Privately, Democrats admit they can see GOP attack ads packing a punch, and there’s a wing of the party that believes the path to keeping power in Congress rests on relentlessly reminding voters that they used their power to give out stimulus checks, expanded child bonuses, and a slew of other pocketbook benefits.
“Stimulus checks were a powerful example of, we need to run on really specific tangible things that are happening. This is pretty abstract,” said one Democratic operative, speaking anonymously to candidly discuss the issue. “Do I think it’s not great for vulnerable Democrats to be on the record voting for this?

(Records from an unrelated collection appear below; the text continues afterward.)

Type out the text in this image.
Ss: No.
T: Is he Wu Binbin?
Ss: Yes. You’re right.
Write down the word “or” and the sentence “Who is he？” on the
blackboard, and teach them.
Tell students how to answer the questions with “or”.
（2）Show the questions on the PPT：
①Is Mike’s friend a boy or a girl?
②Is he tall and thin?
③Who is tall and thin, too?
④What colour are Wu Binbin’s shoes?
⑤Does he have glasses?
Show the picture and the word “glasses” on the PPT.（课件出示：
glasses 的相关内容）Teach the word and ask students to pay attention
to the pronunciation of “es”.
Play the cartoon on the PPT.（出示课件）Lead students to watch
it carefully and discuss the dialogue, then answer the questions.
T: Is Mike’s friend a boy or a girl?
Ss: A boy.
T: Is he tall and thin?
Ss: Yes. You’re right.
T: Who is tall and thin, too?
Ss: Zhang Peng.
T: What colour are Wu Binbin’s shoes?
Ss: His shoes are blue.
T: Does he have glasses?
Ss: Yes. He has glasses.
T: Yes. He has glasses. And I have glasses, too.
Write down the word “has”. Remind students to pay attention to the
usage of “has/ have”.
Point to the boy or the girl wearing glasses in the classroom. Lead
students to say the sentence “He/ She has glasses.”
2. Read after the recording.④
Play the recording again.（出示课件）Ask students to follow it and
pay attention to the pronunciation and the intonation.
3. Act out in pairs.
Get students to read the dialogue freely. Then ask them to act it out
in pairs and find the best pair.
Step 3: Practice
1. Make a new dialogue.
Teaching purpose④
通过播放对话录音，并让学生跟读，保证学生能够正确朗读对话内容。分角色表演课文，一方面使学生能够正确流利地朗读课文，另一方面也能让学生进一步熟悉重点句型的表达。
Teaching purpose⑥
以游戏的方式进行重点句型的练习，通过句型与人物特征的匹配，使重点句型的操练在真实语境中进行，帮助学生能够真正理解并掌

Yeah.”
But this operative argued the nature of the GOP’s attacks over S.1 probably wouldn’t change no matter whether the vote was held or not. “At the end of the day, it kind of doesn’t matter,” this strategist said.
Generally, Republicans have decried S.1 as a Democratic “power grab” on the federal level. While that branding conspicuously avoids engaging with what the party is doing on the state level, the GOP has pointed to polling indicating that aspects of S.1 are not especially popular. Overwhelming majorities of Democrats and independents support, for example, requiring photo ID to vote, according to a recent Monmouth University poll. S.1 would not ban such ID laws, but give citizens alternative options to prove their identities.
“Any polling you see on provisions in this bill shows it’s wildly unpopular with voters,” said a senior GOP aide. “They are following woke Twitter rather than actual constituents.”
But Democrats, of course, have their own polling on the bill. And some specific planks of it have been found to be very popular, like expanding access to absentee voting and ending partisan gerrymandering of legislative districts. And overall, the idea of implementing some federal-level voting guidelines—the animating idea behind the whole bill—nabbed 69 percent support in the Monmouth poll.
“Given how strong public support is for the elements of the bill, nothing I’ve seen would make me think Democrats aren’t pushing this because they believe it’s both good policy and good with voters,” said Jesse Ferguson, a Democratic strategist. “Republicans claim to be excited about running on this because they're scared of it actually passing.”
On Tuesday, Senate Majority Leader Chuck Schumer (D-NY) indicated all options are on the table for advancing S.1.
Some have speculated that parts of the bill could be broken up and subjected to separate votes. A revised version could get another vote later in the summer. Either way, any of those options would ensure Democrats—and Republicans—will continue to have more fodder for their messaging battles over elections.
“We will not let it go,” Schumer said from the Senate floor. “We will not let it die.”